Acar, yaptığı açıklamada “Bilindiği üzere İzmir’in güzel ilçesi Narlıdere’de son günlerde imar izni olmayan işyerleri ile ilgili Narlıdere Belediyesinin yıkım kararları gündeme gelmişti. Narlıdere Belediyesi ruhsatsız olan işyerleri ile ilgili yaptığı denetimlerde birçok işyerine imara aykırı uygulamaları sebebiyle ceza yazmış, sahil evleri deniz kenarındaki işyerlerini ise aldığı yıkım kararı ile yıkmıştı. Ama belediye başkanı aynı hassasiyeti yine imara aykırı olarak inşa edilen Demokrasi Meydanı alanı içerisinde yer alan Tansaş’a belediyece kiraya verilen şu an ruhsatsız olmasına rağmen faaliyetine devam etmesi ve bu işletme ile ilgili hiçbir girişimde bulunulmaması acaba ne anlama gelmektedir? Ruhsat sadece vatandaşın açmış olduğu işyerlerine mi gereklidir, yoksa tüm açık işyerleri ruhsat almak zorunda mıdır? Bunun cevabını tabiî ki hepimiz bilmekteyiz.Çünkü yasa ve yönetmelikler sadece vatandaşların uyması zorunlu olan kurallar değil ayrıca tüm kurum ve kuruluşlar da uymak zorundadır.Bu işyerlerine belediyece kira alındığı için mi göz yumulmaktadır? “dedi.

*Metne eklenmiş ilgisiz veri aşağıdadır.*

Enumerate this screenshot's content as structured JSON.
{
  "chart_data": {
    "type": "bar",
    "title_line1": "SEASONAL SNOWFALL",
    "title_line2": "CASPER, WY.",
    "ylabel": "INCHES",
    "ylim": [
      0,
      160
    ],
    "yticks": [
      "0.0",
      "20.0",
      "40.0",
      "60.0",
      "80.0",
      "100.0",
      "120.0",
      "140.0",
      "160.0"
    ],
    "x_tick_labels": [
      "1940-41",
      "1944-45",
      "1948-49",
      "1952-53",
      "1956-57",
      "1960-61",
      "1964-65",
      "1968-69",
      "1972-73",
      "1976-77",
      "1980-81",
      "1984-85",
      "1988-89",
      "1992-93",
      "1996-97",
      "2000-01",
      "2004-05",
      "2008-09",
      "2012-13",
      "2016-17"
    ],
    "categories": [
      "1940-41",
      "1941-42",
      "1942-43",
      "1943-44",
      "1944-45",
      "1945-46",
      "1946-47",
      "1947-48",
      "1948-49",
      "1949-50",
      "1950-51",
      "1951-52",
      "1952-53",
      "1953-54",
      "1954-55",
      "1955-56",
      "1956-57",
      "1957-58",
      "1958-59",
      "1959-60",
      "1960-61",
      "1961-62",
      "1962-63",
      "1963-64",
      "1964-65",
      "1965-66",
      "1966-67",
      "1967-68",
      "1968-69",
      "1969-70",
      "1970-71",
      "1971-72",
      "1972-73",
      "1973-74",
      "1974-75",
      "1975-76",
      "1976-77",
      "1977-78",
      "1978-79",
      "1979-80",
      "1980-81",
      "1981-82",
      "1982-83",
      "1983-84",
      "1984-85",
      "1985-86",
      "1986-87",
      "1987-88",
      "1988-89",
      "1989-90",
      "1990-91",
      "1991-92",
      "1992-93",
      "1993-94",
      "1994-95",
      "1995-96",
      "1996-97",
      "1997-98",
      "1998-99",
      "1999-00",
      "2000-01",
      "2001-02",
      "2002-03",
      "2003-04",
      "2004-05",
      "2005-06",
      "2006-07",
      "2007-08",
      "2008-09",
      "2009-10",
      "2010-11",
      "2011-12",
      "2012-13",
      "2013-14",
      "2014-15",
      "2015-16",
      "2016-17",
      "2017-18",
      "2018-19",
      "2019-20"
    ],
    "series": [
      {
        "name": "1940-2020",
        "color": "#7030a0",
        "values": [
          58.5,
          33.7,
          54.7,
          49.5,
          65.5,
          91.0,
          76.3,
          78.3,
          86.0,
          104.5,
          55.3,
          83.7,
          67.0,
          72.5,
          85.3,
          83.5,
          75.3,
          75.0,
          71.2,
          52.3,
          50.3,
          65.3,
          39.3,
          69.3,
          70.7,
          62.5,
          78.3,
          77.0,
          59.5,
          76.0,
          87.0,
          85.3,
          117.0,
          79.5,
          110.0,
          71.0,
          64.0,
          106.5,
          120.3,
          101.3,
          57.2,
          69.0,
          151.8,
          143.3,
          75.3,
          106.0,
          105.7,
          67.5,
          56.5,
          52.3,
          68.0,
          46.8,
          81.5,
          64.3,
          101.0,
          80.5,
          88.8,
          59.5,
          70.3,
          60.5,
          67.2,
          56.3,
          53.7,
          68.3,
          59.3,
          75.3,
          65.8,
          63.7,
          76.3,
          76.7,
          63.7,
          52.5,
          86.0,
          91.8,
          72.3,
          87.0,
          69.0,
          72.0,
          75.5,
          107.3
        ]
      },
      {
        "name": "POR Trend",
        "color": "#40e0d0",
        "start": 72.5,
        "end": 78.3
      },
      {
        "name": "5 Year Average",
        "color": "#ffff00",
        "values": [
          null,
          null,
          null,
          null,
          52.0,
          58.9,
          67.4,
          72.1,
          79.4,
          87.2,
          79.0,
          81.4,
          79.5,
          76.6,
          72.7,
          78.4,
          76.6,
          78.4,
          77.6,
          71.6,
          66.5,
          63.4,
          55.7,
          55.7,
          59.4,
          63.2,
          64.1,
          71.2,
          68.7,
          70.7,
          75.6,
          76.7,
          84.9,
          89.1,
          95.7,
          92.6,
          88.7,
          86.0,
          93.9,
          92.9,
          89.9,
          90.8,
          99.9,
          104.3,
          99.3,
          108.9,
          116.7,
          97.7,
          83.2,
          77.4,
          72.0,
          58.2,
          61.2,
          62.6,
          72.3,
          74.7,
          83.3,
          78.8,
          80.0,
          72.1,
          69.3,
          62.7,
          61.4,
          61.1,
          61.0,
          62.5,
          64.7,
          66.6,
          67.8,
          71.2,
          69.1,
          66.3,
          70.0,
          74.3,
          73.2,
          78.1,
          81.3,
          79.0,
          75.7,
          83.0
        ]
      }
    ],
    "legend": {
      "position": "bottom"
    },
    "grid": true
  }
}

BELEDİYENİN TESİSLERİ DE KAÇAK
Belediyenin işletmiş olduğu kendi düğün salonlarının da imar uygulaması dışında tutulduğunu ifade eden Acar “Buralardan alınan paralar tüm yasalar göz ardı edilerek belediyeye gelir olarak kaydedilmektedir. Pir Sultan Abdal Parkı içerisindeki belediye şirketinin adını taşıyan Narbel Düğün Salonu bu şekilde çalışmaktadır. Kendiside mimar olan Narlıdere’yi kentsel dönüşümlerle ihya edeceğini söyleyen belediye başkanı acaba bu yerlerin bile imar durumunu 14 yıldır düzeltememişken Narlıdere’de bu dönüşümü kaç yılda sağlayabileceğini düşünmektedir? Bu dönüşümlerde vatandaşa farklı kendi çevresine farklı uygulamalar yapacak mıdır? İşine geldiği yerden ruhsat sorup işine gelmediği yerde hiçbir kural, kanun, yasa tanımayacak mıdır? En iyi belediyeciliği biz biliriz diyen CHP’li belediyelerin anlayışı da yaptıkları da işte budur. Kendi kapılarının önünü dahi süpüremezken, kendi Büyükşehir Belediye Başkanları tarafından İzmir’i çöp ve pislik içinde bıraktıkları ve temizlemeleri gerektiği söylenirken vatandaşımız çaresizlikten ne yapacağını şaşırmış durumdadır. Buradan devletimizin yetkili kurumlarına sesleniyorum. Bu belediyenin yapmış olduğu haksız uygulamaları ve çifte standardı ,yasa tanımaz uygulamaları mercek altına alıp niçin böyle yapılmış olabileceğini incelesinler. Bizler bu duruma elbette ki seyirci kalamayız. Halkın sağlığı için, adalet için, kalkınma için çalışmalarımıza devam edeceğiz. Narlıdere’yi ve tüm İzmir’i ak belediyecilik buluşturarak halkımızın tüm sorunlarını çözüp modern yaşanabilir ve herkesin mutlu olduğu bir İzmir yaratacağız” ifadelerini kullandı.